7 Tips for Living Without a Car

Written By: Jessica McMann

No car? No problem! Well, OK, not having a car in the 21st century can be a bit problematic. But then again, owning and maintaining a car is expensive and, depending on what city you live in, not always practical. It may be that you are without a car not by choice but, like a lot of people in the country, due to financial circumstances. So no car? Here are seven tips for living without a car that may make your job mobility, social life, and grocery shopping a little easier.

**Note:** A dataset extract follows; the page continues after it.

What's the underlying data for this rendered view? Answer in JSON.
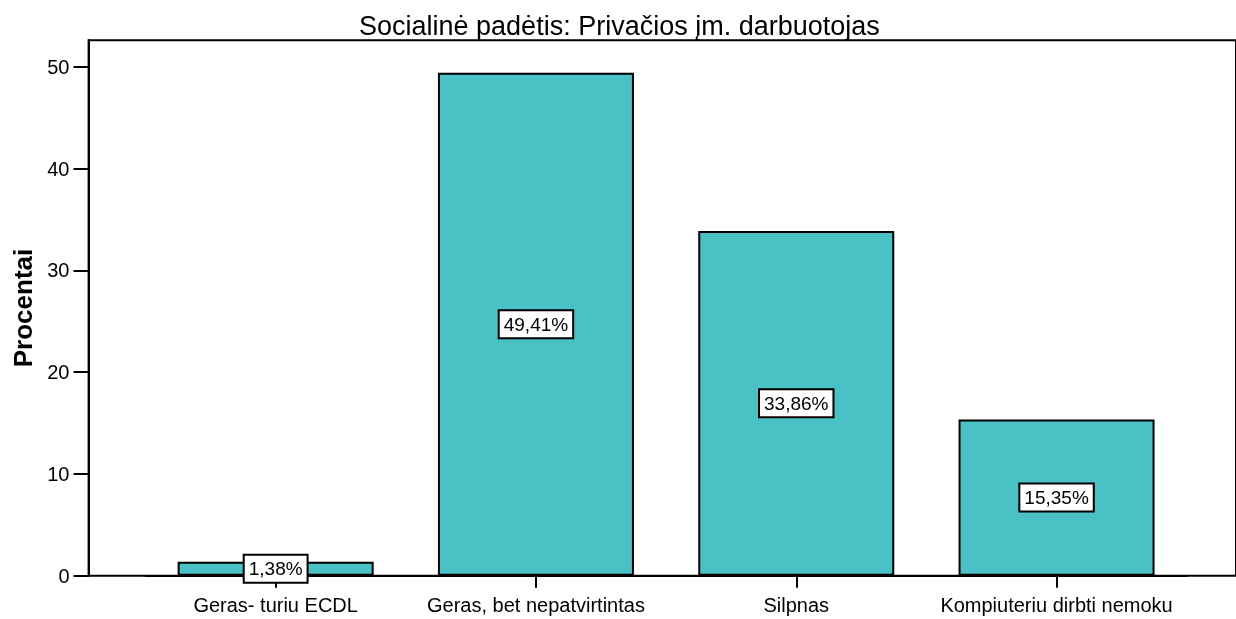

  1. Use public transportation:

    There are times when using public transportation, whether it’s a subway or a bus, actually makes more sense than driving, especially if your route is direct and relatively short. You’ll save money on the cost of gas and enjoy the feeling of having someone else deal with morning or evening rush hour traffic. Research all the routes that are available to you as well as special fares and monthly passes. Your city’s public transportation system may serve more locations than you had assumed.

  2. Shopping cart:

    Without a car, you’ll need to plan out your grocery shopping in advance so you don’t have to make several extra trips for food and other ingredients. Buy yourself a sturdy, folding shopping cart to transport several grocery items at a time. Don’t opt for fast food or junk food from a convenience mart. With a little pre-planning, you can shop and maintain a healthy diet even without a car.

  3. Telecommute:

    We understand that not every job allows for telecommuting and not every company is going to be sympathetic to you not owning a vehicle. However, if you are without a car and work in an office, talk to your supervisor to see if it’s possible for you to telecommute if not every day then just one or two days out of the week. More and more companies are exploring having employees telecommute, so if doing so is conducive to your work, go ahead and broach the topic.

  4. Relocate:

    Some cities are easier to get around without a car than others. The money you’ll save by not owning and having to maintain a vehicle may allow you to relocate to an area that’s closer to where you work, has better public transportation, and has businesses and services available to you that are within walking distance. Chicago, New York City, and Portland, Ore., all offer good public transportation systems, while other cities, like Madison, Wis., are small enough so that you can ride a bicycle across town.

  5. Make friends:

    If you’re a stranger in a new town, making friends without a car can be difficult. However, if you’re relatively established and know a few people you’d call friends, in a pinch, you should be able to call on one of them for a ride when you need one. Always offer to pay for gas or treat the driver to a coffee as a way of saying "thanks."

  6. ZipCar:

    Zipcar and similar services are best when you need a car for a relatively short amount of time. These programs aren’t designed to provide you with wheels for an entire weekend; for that you’ll want to rent a car. But for a quick trip to pick up a piece of furniture, being a Zipcar member can be very helpful. Bikeshare programs which allow members to borrow and return bicycles for short periods of time are growing in popularity across the country as well.

  7. Save that money:

    Finally, if you’re living without a car, set aside some of that money you’re saving as a result of not paying for gas, insurance, auto loan payments, or maintenance and repairs. You might be surprised at how much money you’re saving by going car-free, which in turn may make up for some of the inconvenience.